I totally dropped the ball on this one.
I hadn't realized that the market for scripted TV programs in first-run syndication had completely evaporated until a few weeks ago, when I read that "Legend of the Seeker" was the only such series still on the air.
And now "Legend of the Seeker" has been canceled, too. That means the only first-run syndicated TV programs left are game shows and shows about retired judges telling stupid people exactly how stupid they are.
Chalk up another victim of the ever-changing television landscape.
There was a time, back in the 1990s, when most of the TV programs I watched regularly were in first-run syndication. That's probably because I am a science-fiction geek, and no genre thrived in first-run syndication the way sci-fi did during the '80s and '90s.
The show that ignited the boom was "Star Trek: The Next Generation."
When Paramount brought "Star Trek" back to television in 1987, it bypassed the broadcast networks, opting instead to sell the series directly to local stations and split the advertising revenue. It was a daring move at the time, and it probably dredged up memories of an earlier big-budget sci-fi series that tried to make a go of it in first-run syndication, "Space: 1999."
Unfortunately, "Space: 1999" didn't fare well. Airing from 1975 to 1978, it was the most expensive TV series of its time, and it starred Martin Landau and Barbara Bain, who were still well-known from their time on "Mission: Impossible." But "Space: 1999" failed to live up to its pre-launch hype, and only two seasons were produced.
"Star Trek: The Next Generation," however, was a ratings juggernaut. Its success led to a tsunami of sci-fi programs entering the marketplace, including its first spin-off, "Star Trek: Deep Space Nine."
Soon, the airwaves were full of syndicated SF, horror and fantasy programming.
Before he helmed the "Spider-Man" movies, Sam Raimi, along with Robert Tapert, produced "Hercules: The Legendary Journeys" and its even more popular spin-off, "Xena: Warrior Princess." J. Michael Straczynski created his ambitious SF "novel" for television, "Babylon 5." And the list of shows based on popular movie franchises seemed endless: "Highlander," "Freddy's Nightmares," "Friday the 13th: The Series" and "War of the Worlds."

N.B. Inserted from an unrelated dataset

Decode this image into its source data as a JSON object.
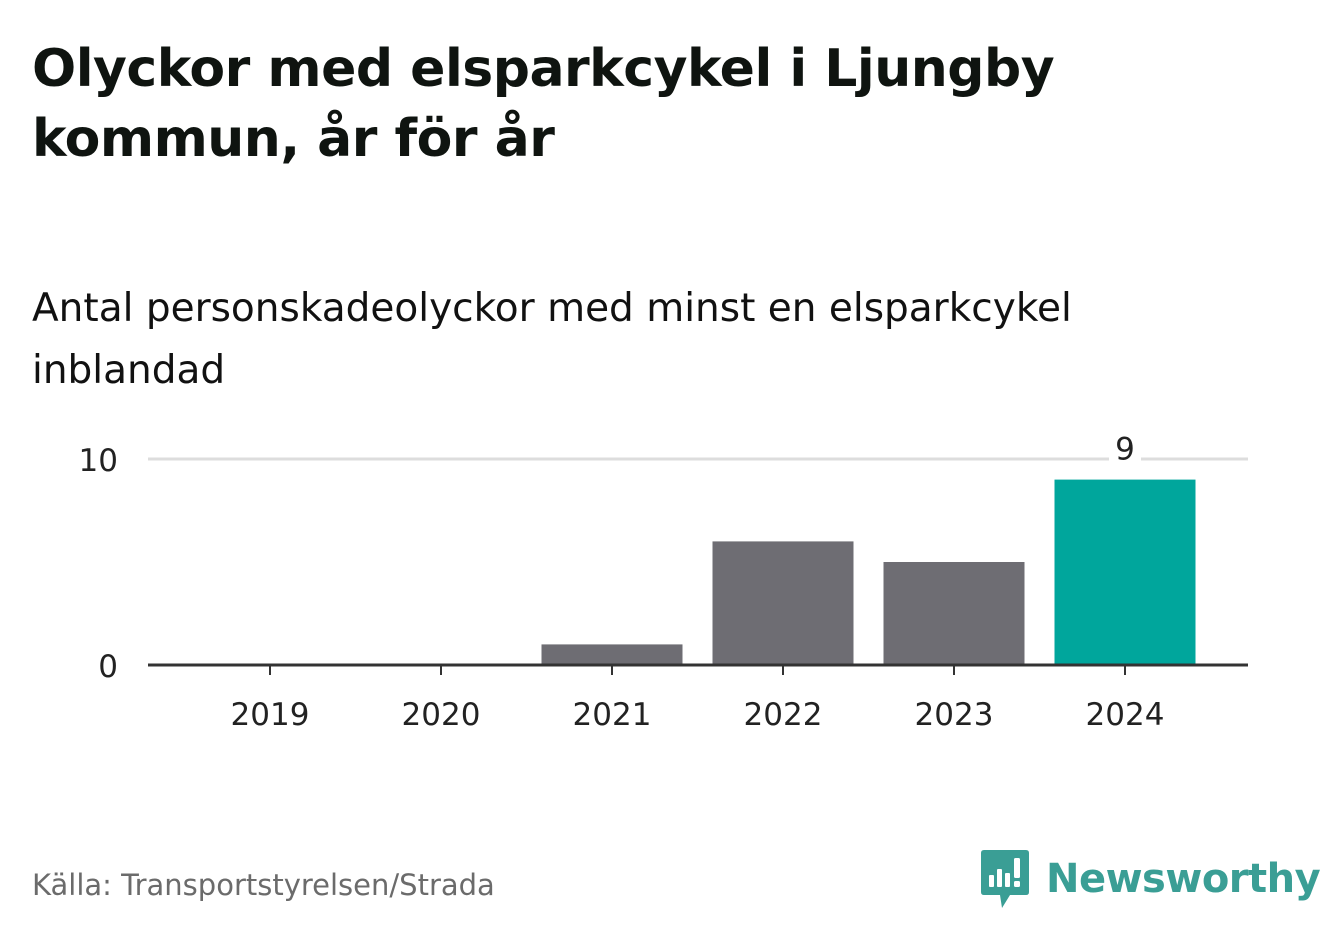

Even "Star Trek" creator Gene Roddenberry got back into the game, despite having died in 1991. "Earth: Final Conflict" and "Andromeda," both based on Roddenberry's unused notes, entered syndication in 1997 and 2000, respectively. And in a weird twist of fate, both enjoyed longer runs — five seasons each — than the original "Star Trek," despite being shoddy, poorly written and generally awful.
But the syndication boom didn't last.
Paramount started its own channel, UPN, which aired the next two "Star Trek" series. And the launch of UPN and The WB — now merged as The CW — meant there were fewer independent stations needing to fill airtime with syndicated shows. Also, cable channels began to invest in their own original programming, which included "Babylon 5" moving from syndication to TNT for its final year.

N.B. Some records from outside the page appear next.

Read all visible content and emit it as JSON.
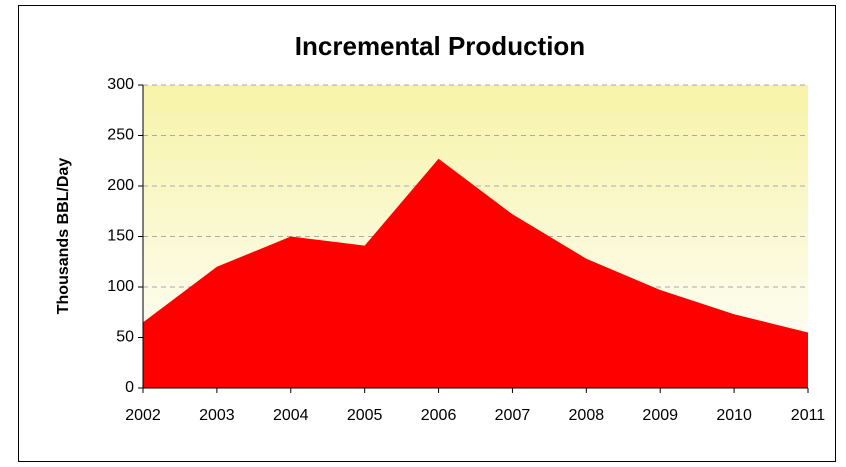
{
  "chart_data": {
    "type": "area",
    "title": "Incremental Production",
    "ylabel": "Thousands BBL/Day",
    "categories": [
      "2002",
      "2003",
      "2004",
      "2005",
      "2006",
      "2007",
      "2008",
      "2009",
      "2010",
      "2011"
    ],
    "values": [
      65,
      120,
      150,
      141,
      227,
      172,
      128,
      97,
      73,
      55
    ],
    "color": "#ff0000",
    "ylim": [
      0,
      300
    ],
    "yticks": [
      0,
      50,
      100,
      150,
      200,
      250,
      300
    ],
    "grid": true
  }
}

At the same time, foreign markets evaporated, cutting off a major source of financing for America's syndicated dramas.
There were no scripted shows left in first-run syndication when Raimi and Tapert decided to give it another try in 2008 with "Legend of the Seeker," based on the fantasy novels of Terry Goodkind.
Now "Legend," too, is the stuff of legend, and a once-important chapter in TV history has become a footnote.